I'll get this out of the way now -- the key ingredients to the unique flavor of Japanese style spaghetti are ketchup and butter.

Sneer all you want, but I love this! If I had a guilty conscience about consuming certain dishes, this would be one of them mainly due to ketchup being frowned upon by many who cook authentic Italian tomato sauces. It may be looked down upon worse than Spaghetti-Os.

Napolitan is often enjoyed by children, served in a colorful platter in the shape of a plane, ship, train, or similar, with a paper Italian flag on a toothpick stuck in the center, one of several okosama lunch ("okosama" is an honorific term for child) typically served.
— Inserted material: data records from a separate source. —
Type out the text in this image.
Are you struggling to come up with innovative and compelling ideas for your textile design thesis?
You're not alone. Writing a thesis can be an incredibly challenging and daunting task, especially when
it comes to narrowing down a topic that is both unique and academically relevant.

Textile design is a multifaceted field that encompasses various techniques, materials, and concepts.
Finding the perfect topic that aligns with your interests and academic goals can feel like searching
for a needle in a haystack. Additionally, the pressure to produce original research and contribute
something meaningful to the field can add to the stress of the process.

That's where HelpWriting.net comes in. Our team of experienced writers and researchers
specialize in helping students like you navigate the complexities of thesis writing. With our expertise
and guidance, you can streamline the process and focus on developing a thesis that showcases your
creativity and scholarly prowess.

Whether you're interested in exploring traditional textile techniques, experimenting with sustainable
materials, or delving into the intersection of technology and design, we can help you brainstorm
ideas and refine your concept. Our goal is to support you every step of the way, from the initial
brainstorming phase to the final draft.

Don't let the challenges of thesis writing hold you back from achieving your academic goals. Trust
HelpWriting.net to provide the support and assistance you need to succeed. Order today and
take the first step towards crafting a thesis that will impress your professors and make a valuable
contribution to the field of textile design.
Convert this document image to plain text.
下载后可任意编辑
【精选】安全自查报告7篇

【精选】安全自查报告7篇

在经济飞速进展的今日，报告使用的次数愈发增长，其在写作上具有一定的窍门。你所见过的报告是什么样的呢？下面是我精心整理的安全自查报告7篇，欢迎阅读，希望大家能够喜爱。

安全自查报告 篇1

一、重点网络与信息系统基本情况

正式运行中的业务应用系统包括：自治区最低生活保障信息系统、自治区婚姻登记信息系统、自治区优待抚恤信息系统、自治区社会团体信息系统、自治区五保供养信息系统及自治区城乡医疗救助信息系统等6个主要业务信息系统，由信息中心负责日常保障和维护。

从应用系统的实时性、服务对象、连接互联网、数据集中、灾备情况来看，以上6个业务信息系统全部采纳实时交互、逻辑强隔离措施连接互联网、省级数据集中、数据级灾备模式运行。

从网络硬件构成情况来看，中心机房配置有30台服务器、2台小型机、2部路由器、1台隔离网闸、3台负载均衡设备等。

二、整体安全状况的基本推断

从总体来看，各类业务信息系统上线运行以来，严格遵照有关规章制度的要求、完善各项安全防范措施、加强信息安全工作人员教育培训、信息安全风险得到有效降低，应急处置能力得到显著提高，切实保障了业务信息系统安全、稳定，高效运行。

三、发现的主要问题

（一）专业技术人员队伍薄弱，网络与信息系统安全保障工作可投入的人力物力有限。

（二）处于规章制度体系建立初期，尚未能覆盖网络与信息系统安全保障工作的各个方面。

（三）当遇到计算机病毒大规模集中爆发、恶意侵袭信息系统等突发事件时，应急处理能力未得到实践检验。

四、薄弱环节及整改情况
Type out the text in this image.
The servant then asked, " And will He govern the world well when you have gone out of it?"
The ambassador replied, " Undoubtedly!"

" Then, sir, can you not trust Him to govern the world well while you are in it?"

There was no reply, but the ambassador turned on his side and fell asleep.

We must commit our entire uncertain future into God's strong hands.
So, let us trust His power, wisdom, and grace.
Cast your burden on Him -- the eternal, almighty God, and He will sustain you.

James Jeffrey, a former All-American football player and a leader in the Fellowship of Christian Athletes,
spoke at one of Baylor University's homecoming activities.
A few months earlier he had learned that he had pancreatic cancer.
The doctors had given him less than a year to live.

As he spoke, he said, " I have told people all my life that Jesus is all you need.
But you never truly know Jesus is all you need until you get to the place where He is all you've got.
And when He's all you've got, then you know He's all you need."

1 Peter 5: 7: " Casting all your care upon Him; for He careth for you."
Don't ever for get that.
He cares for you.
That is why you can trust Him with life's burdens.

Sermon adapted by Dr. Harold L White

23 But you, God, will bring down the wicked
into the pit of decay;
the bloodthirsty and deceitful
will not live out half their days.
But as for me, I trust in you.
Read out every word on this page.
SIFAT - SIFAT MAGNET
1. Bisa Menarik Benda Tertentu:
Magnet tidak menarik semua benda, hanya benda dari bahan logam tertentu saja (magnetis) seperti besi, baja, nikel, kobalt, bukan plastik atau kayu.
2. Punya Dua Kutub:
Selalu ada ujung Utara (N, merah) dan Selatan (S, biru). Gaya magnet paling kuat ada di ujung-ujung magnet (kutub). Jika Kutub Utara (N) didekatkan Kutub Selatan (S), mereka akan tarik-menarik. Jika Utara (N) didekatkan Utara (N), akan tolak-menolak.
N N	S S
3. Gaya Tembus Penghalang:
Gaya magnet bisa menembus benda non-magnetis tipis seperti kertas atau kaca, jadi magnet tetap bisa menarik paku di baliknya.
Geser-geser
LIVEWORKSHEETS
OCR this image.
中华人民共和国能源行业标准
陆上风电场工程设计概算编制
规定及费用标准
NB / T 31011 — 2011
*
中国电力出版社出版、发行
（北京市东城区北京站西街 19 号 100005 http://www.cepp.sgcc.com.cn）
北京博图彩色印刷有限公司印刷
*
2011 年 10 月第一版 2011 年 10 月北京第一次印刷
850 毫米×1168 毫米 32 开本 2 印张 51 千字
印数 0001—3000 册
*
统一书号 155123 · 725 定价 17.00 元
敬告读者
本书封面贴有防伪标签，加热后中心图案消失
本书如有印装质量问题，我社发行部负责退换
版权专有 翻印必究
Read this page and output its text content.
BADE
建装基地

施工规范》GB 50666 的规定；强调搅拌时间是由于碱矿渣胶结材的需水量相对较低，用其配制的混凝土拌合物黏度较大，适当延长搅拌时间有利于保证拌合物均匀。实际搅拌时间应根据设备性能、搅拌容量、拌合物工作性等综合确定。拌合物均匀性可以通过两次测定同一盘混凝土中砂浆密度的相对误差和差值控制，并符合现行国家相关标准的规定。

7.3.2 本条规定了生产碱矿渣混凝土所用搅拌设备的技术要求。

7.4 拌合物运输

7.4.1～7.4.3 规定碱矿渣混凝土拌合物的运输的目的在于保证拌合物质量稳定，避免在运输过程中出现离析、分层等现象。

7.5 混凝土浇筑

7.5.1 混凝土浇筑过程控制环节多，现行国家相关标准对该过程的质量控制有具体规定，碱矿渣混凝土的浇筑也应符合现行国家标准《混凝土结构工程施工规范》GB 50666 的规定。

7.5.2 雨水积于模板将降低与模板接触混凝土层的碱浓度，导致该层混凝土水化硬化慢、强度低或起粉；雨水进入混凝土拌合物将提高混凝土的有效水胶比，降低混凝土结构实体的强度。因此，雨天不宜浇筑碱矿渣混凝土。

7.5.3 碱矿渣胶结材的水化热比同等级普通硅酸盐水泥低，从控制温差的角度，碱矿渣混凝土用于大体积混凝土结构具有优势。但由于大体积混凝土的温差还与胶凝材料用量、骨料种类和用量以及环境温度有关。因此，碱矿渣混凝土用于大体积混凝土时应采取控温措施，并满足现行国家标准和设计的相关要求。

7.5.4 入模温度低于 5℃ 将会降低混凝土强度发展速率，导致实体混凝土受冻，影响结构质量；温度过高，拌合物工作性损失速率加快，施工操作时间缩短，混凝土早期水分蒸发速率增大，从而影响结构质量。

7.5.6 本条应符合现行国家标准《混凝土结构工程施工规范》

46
Okosama lunch is similar in concept to a McDonald's Happy Meal, except conjured ~80 years ago and using real platters and silverware.

My recollection of the flavor comes from a lunch I had with my mother at a snack shop in Okinawa along a side street. We were strolling along on the way from her mother's place to Ishikawa City to go shopping with hundreds of dollars worth of otoshidama (New Years celebration gift money) I received, when we came upon a cute, white, faux rustic 2-story house with wooden window frames, the kind you would imagine running in to in Peter Rabbit or see little hobbits running about.

The spaghetti was served to me in an adult plate because I was a bit over the age of 7...10 years over to be exact. It wooed my Japanese taste buds.

As much as I like to reminisce and eat this dish, I don't make this in large quantities. I may eat this 3-4 times a year and only when we cook a big pot of spaghetti (tomato based) sauce with linguine, with 1 cup of sauce and 2-3 servings of linguine set aside.

This time around we had zucchini, ground beef, celery, carrots, and tomatoes in our sauce.

To Napolitan-ize it:
- add around 1 tablespoon of butter to a hot pan on medium
- add 2-3 servings of linguine to the pan of butter and mix noodles until noodles are well coated
- add 1 cup of spaghetti sauce and ~2 tsp of ketchup. Mix thoroughly.

The end product should be on the dry side, taste a little buttery, and slightly sweeter, but should not be cloying. Since I prefer my spaghetti a little spicy, I usually add crushed chili peppers on my plate.